Well, the first problem I'm finding here, is that I have to authenticate (API login call) in order to make the "password reset" call. This kind of defeats the point, because if I already have a working pw then I don't need to reset. Maybe there's a different use case for this though. Is there a way to make the "password" reset call without having to authenticate (possibly with the username only)?

In any case, when I make the "password reset" call I receive the email saying:

**************
Hello,

A request has been made to reset your Website account password.

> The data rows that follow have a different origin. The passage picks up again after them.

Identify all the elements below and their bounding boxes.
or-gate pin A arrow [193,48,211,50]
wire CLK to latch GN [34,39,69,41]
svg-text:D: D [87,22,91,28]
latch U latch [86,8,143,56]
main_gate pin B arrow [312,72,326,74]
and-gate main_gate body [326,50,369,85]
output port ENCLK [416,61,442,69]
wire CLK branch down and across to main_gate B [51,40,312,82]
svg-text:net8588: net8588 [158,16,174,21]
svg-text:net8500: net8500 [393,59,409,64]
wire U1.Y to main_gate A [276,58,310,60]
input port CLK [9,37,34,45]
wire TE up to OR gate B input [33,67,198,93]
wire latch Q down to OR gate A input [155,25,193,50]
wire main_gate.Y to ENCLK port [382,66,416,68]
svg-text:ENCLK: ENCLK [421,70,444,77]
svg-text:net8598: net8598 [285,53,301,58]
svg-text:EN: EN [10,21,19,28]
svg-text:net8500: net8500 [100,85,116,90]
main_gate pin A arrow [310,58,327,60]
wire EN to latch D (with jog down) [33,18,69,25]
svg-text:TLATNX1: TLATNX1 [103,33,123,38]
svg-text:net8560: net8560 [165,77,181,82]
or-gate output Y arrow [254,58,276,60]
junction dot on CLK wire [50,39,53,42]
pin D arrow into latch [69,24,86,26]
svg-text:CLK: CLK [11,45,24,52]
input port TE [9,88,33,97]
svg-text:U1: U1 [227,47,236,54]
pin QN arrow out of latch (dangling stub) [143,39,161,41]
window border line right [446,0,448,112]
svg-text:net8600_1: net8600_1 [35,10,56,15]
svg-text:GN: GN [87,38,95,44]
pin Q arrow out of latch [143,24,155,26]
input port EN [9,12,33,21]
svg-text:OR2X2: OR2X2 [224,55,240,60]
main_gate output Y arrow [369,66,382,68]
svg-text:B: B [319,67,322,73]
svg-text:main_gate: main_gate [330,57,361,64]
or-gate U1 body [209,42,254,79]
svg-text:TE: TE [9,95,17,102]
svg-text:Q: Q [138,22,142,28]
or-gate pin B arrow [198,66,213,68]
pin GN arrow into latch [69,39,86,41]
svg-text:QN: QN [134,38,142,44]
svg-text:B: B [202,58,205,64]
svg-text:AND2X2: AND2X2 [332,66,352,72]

To reset your password, you will need to submit this verification code in order to verify that the request was legitimate.

The verification code is xxxxxxxxxxxxxxxxxxxxxxxxxxxxxxxx

Select the URL below and proceed with resetting your password.

mywebsite.com/index.php?option=com_comprofiler&token=xxxxxxxxxxxxxxxxxxxxxxxxxxxxxxxx&view=lostpassword

Thank you.
**************

When I click the link I'm taken to the password recovery page (see attached) which asks me to go through the process again of entering my email and username in order to reset again. I'm guessing this defaults to the CB email and module since it's being overridden in the core.

I think what I'll be doing is synchronizing all passwords initially with my external system and then when a user updates their password (after authenticating/logging in via API), I will update in both places. I just need to know which API call a user would use to update their own password field on the Joomla profile, and if that will go through the process of Hashing it like it normally does.

Thanks.

Attached.

I just need to know which API call a user would use to update their own password field on the Joomla profile, and if that will go through the process of Hashing it like it normally does.